COVID-19研究助理

These days scientists, researchers, doctors, and medical professionals face challenges to develop answers to their high priority scientific questions.

如今,科学家,研究人员,医生和医学专家面临着挑战,无法为其高度优先的科学问题找到答案。

The rapid acceleration in new coronavirus literature makes it difficult for the medical research community to Keep Up. Therefore there’s a growing urgency for approaches in Natural Language Processing and AI to help medical professionals generate new insights in support of the ongoing fight against this infectious disease.

新的冠状病毒文献的Swift发展使医学研究界难以跟上。 因此,越来越需要采用自然语言处理和AI的方法来帮助医学专业人士产生新见解,以支持正在进行的抵抗这种传染病的斗争。

Objective:

目的:

We aim to assist medical professionals to accelerate their work to help fight COVID19. This will help reduce search time for the medical professional time by accessing a wider range of research resources. All the resources they need in one place.

我们旨在协助医疗专业人员加快工作速度,以对抗COVID19。 通过访问更广泛的研究资源,这将有助于减少医学专业人士的搜索时间。 他们需要的所有资源都集中在一处。

Datasets challenge:

数据集挑战:

Kaggle has prepared free accessible datasets related to COVID-19 Open Research Dataset (CORD-19).

Kaggle已准备了与COVID-19开放研究数据集(CORD-19)相关的免费的可访问数据集。

Image for post
Open Research Dataset Challenge (CORD-19)
开放研究数据集挑战(CORD-19)

The Cord-19 resource offers more than 158,000 scholarly articles, including over 75,000 with full text, about COVID-19, SARS-CoV-2, and related coronaviruses.

Cord-19资源提供了超过158,000篇学术文章,其中包括超过75,000篇全文,涉及COVID-19,SARS-CoV-2和相关冠状病毒。

We found these datasets useful to apply the Watson Discovery AI Search Engine on those articles.

我们发现这些数据集对于将Watson Discovery AI搜索引擎应用于这些文章非常有用。

Watson Discovery is a search tool powered by machine learning which can continue to learn and improve over time.

Watson Discovery是一种基于机器学习的搜索工具,可以随着时间的推移不断学习和改进。

With this provided datasets 158,000 scholarly articles, we have only prepared “comm_use_subset” which it has 9,120 articles to feed inside Watson Discovery.

借助此提供的数据集,有158,000篇学术文章我们仅准备了“ comm_use_subset ”,其中有 9,120 篇文章可以在Watson Discovery中提供。

Image for post

Solution:

解:

We are looking into building an assistant smart AI conversational chatbot to answer the user’s high priority scientific questions.

我们正在研究建立一个辅助智能AI对话聊天机器人,以回答用户的高优先级科学问题。

Step 1: Data analysis: clean the data from JSON files based on text-only:

步骤1:数据分析:基于纯文本清除JSON文件中的数据:

we are extracting articles “full-text article” from JSON files and save the results in the form of Txts \ Html.

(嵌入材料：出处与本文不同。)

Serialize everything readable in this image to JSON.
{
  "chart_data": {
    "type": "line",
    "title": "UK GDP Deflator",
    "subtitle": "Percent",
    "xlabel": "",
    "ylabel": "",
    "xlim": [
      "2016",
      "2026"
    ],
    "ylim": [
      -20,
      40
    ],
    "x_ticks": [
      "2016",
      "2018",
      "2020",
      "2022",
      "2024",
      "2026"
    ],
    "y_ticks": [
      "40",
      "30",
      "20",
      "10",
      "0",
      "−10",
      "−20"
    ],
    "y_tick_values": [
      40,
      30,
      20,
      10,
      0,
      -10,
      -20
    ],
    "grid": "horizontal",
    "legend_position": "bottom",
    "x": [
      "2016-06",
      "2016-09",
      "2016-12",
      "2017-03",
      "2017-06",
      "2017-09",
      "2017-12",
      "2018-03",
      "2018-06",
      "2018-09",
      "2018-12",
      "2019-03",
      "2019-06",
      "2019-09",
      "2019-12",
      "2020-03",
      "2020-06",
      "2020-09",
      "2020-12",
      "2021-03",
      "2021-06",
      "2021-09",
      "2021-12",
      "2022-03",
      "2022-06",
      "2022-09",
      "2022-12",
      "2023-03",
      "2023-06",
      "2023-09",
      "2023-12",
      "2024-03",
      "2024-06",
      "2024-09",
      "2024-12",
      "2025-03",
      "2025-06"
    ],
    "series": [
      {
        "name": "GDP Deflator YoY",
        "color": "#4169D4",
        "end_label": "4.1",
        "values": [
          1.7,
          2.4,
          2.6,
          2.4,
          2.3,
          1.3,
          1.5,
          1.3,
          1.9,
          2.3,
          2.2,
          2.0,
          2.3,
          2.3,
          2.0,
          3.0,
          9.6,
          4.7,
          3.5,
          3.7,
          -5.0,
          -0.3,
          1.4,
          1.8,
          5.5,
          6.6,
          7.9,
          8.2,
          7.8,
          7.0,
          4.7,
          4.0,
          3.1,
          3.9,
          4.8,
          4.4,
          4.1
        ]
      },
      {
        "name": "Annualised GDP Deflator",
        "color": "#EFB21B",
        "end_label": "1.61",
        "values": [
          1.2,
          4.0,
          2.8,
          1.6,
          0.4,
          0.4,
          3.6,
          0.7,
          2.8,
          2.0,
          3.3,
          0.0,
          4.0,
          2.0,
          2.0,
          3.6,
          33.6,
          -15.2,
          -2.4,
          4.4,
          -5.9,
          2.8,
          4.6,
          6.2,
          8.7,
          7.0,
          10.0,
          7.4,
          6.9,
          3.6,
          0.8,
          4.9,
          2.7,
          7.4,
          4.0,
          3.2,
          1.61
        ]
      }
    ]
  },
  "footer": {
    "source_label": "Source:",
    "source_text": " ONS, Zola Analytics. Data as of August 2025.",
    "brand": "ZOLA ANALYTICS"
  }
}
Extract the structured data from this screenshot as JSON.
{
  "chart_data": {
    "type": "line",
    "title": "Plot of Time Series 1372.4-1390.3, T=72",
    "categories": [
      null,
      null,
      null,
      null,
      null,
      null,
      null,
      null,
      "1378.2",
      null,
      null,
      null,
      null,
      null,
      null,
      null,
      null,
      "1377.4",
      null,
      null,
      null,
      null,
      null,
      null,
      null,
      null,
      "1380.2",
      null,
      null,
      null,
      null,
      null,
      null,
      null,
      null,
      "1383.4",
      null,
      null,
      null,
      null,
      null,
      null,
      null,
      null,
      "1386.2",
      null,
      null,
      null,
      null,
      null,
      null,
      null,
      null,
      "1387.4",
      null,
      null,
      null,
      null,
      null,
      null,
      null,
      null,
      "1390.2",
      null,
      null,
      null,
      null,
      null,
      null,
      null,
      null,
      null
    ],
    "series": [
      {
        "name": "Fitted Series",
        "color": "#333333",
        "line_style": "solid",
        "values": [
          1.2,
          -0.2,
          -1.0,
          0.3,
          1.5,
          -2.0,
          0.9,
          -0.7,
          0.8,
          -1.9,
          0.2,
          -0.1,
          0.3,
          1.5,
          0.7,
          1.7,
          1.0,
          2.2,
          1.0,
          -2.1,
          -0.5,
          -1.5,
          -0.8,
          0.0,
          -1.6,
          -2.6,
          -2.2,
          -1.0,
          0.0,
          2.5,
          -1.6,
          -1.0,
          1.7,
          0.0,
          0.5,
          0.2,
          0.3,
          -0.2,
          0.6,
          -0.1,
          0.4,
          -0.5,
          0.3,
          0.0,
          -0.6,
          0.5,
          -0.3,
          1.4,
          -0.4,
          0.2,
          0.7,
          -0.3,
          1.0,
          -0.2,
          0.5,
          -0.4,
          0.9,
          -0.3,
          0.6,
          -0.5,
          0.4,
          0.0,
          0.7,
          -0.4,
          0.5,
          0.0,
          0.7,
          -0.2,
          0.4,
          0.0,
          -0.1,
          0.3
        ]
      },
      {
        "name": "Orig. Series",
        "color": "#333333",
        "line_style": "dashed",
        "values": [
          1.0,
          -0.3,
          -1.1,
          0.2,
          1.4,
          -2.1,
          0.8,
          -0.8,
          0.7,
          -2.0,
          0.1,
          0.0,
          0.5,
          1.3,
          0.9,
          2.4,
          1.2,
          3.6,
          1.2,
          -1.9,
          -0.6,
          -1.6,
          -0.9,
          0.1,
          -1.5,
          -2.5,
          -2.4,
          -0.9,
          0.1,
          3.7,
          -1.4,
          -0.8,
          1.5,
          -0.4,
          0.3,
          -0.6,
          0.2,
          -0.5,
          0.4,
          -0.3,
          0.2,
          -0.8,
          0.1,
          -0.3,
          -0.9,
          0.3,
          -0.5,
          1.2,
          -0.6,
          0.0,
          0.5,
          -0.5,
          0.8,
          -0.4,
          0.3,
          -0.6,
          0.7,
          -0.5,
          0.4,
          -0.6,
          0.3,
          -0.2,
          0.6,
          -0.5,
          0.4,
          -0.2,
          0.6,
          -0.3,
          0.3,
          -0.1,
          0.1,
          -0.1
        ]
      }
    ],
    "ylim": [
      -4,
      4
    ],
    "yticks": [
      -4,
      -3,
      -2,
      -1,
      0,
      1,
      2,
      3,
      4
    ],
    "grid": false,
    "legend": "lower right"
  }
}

我们 将从JSON文件 中提取文章 “全文文章” ,并将结果保存为Txts \ Html的形式。

Due to Watson Discovery limit with 50k characters for every single document, the datasets are provided in “JSON files” which all the file has more than 50k characters because of JSON codes. Therefore, We have applied this simple py script below to extract “full-text article” from JSON files and save the results in the form of TXT \ HTML.

由于每个文档的Watson Discovery限制为50k个字符,因此在“ JSON文件”中提供了数据集,由于JSON代码,所有文件都超过50k个字符。 因此,我们在下面应用了这个简单的py脚本,以 从JSON文件中 提取 “全文文章” ,并将结果保存为TXT \ HTML格式。

In our case, we have saved the results in HTML format, because WD doesn’t support Txt format. WD only supports document formats like pdf, word, excel, PowerPoint, Html, png, jpeg, and JSON.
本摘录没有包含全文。